SADDAM BY SEPTEMBER.
When I first read that the Pentagon was planning to establish a Terrorism Futures Market, I thought it was some sort of joke. A hoax, perhaps. There's no way the government would ever consider getting into the Gaming business. Right?
Wrong. The Defense
Advanced Research Projects Agency (DARPA) was dead serious about establishing
a futures market that would enable potential "traders" to wager
on the outcome of future world events – assassinations and terrorist
attacks in the Middle East to be exact.
Both the plan itself and the ensuing fallout was a source of great amusement to me. On the one hand, it seemed ludicrous – and a bit morbid. On the other hand, it may not have been such a far fetched idea.
People gamble on commodity futures every day. Putting their money into everything from pork bellies to canola oil. If it's acceptable to wager on the rise and fall of the price of butter and orange juice, why not the fall of Liberian President Charles Taylor?
You can win money by correctly predicting the winner of Big Brother 4, whether Hillary will run for President in '04 and the guilt or innocence of Kobe Bryant. Even the Security Alert Level for the month of August is open to traders.
Is trying to predict where, when and how Yasser Arafat will meet his demise any more outrageous than putting a few bucks down on the Cincinnati Bengals to win the Super Bowl? One event is inevitable; the other would take a miracle – where would you rather have your money?
In Las Vegas, you can pay $10,000 for the "privilege" of shooting naked women with a paint ball gun. (No kidding.) There was some publicized opposition, but as far as I know, the owner is still sending bare-bottomed babes into the desert to fend off armed assailants. "Hunting Bambi" isn't any less absurd and distasteful than wagering on whether or not they'll find Weapons of Mass Destruction.
When, according to a report on foxnews.com, Deputy Defense Secretary Paul Wolfowitz told outraged Senators "I share your shock at this kind of program," was he speaking of the Terrorism Futures Market or the Florida State Football team?
Betting is a way of life in America. The proposition, not necessity, is the mother of invention. "Bet you can't build a machine that's faster than the horse and buggy." So why does this idea "shock" so many?

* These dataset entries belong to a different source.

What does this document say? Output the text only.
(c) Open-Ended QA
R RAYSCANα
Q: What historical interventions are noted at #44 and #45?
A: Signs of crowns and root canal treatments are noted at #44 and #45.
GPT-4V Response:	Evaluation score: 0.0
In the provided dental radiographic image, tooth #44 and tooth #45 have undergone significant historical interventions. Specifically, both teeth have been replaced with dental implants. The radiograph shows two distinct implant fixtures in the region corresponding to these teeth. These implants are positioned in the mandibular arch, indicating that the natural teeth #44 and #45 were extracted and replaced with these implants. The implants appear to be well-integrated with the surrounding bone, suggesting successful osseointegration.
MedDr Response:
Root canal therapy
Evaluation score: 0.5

In the Sports Futures Market – also known as the Sports Book, it would not be shocking to find propositions predicting the first NFL head coach to be fired this season, the first quarterback sidelined with an injury or the first player suspended for violating the league's drug policy.
So why not a government-run market to predict the downfall of terrorist leaders? I'd show a lot more compassion for Brett Favre going down for the season with a broken leg than I would if Saddam Hussein turns up dead in an abandoned oil field. Wouldn't you?
If someone as squeaky clean as Kobe Bryant once was can find himself in the trouble he's in now; if they can broadcast "Queer Eye for the Straight Guy" on television; if Jerry Springer can run for the U.S. Senate; then it shouldn't be so repugnant that I celebrate the death of a murderous tyrant and make a couple of bucks in the process.
If you think about it, I bet you'll agree with me. And I wouldn't be surprised if the now-defunct Terrorism Futures Market spawns a bevy of internet and office pools - move over NCAA Basketball Tournament. Name the time and place Saddam takes one between the eyes. Winner takes all.
But seriously, folks. People are getting rich off soybeans, hog lean and cocoa. Somebody's going to win a bundle on the World Series – someone else on the Super Bowl. If a guy in Iowa became the latest Joe Millionaire the day they pull Osama out of the rubble in Afghanistan, I wouldn't lose any sleep over it.